Railway station in Victoria, Australia

Emerald railway station is situated on the Puffing Billy Railway in Victoria, Australia. It was opened with the Railway on 18 December 1900 and comprised a platform track and a loop siding.

When the line was reopened from Menzies Creek by the Puffing Billy Preservation Society the intent had been to have Lakeside, not Emerald, as the terminus and so water tanks had been provided at the former. However, trains only ran as far as Emerald between 1965 and 1975, and engines needed to refill their water tanks before returning to Belgrave. The short-term solution was to make use of wagon 149NQ, which had been fitted with a 2000 impgal water tank and could be refilled by the Emerald Rural Fire Brigade as required. Later, a well was bored out and connected to a 5000 impgal water tank, which refilled at a rate of about 100 impgal per hour.

In 1967 a new carriage workshop was opened behind the former goods yard.

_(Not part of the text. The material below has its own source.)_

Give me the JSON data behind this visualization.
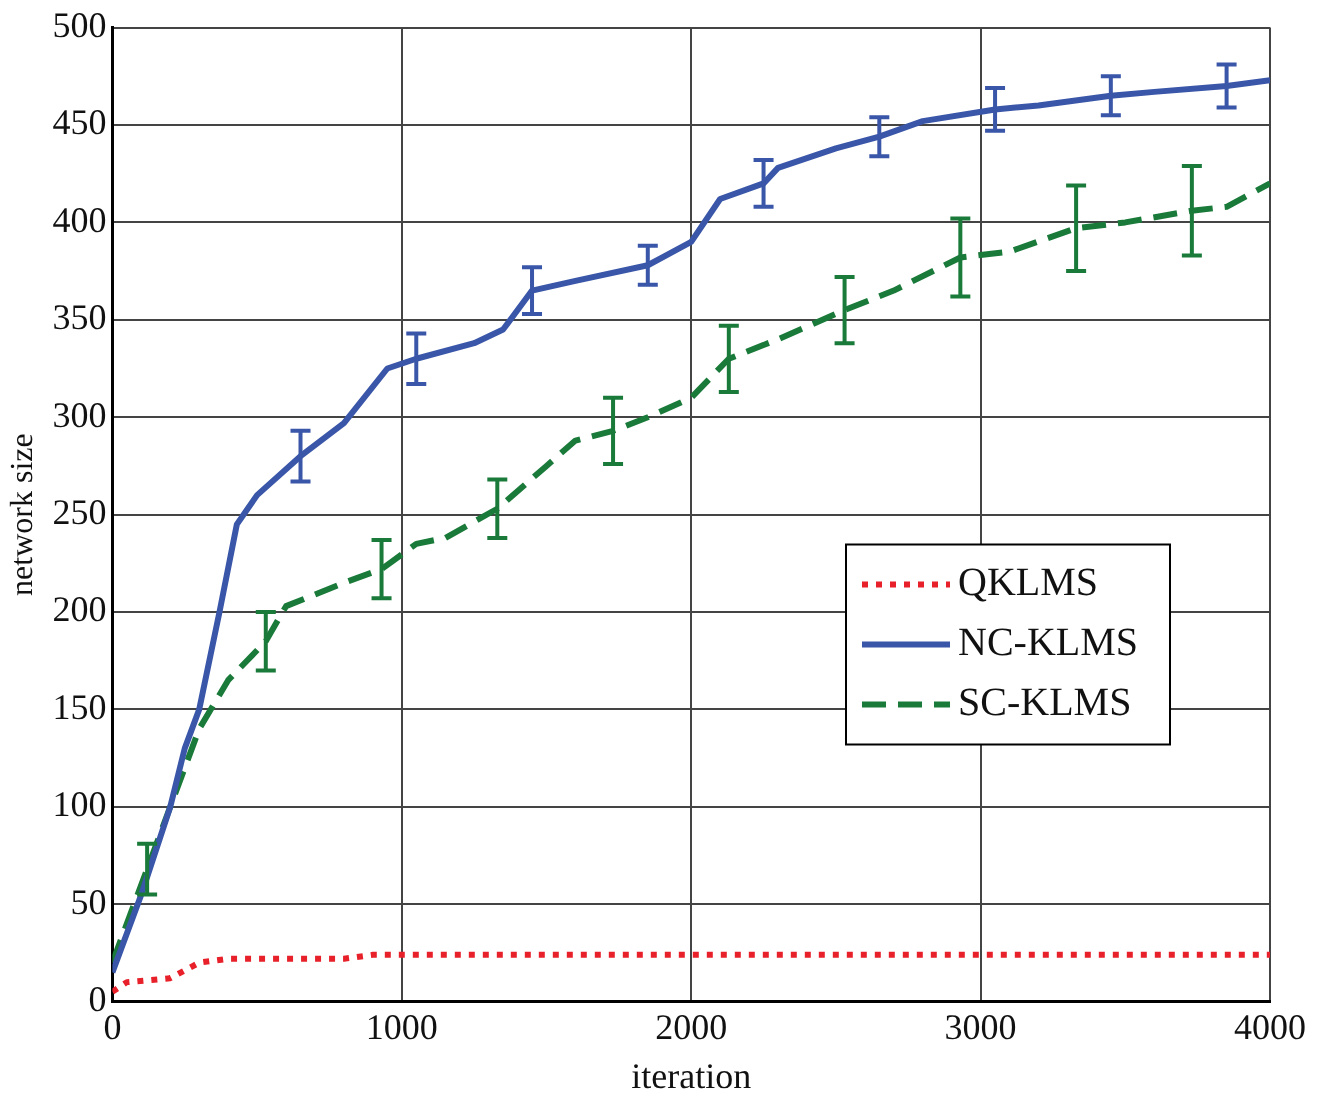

In preservation the station building has been judged "the most intact on the line, with at least part of the original building surviving in its original location". The current station building incorporates the original timber structure with gabled corrugated iron roof, with modifications and extensions made over time. A corrugated iron shed at the north end of the yard has been demolished, but the two structures at the south end have been present for a very long time, if not quite being original. The northern part of the station grounds are covered by a heritage overlay. The goods shed is possibly a Victorian Railways' original but not necessarily the original Emerald shed, and the recreated stockyard and loading platform at the Kilvington Road end are on the correct site but use elements recovered from the Wonthaggi saleyards. There may also have been a residence just south of the station.

In the 1990s a 50 ft turntable was provided in the north-west quadrant of the yard, fitted with both and rails in a gauntlet formation.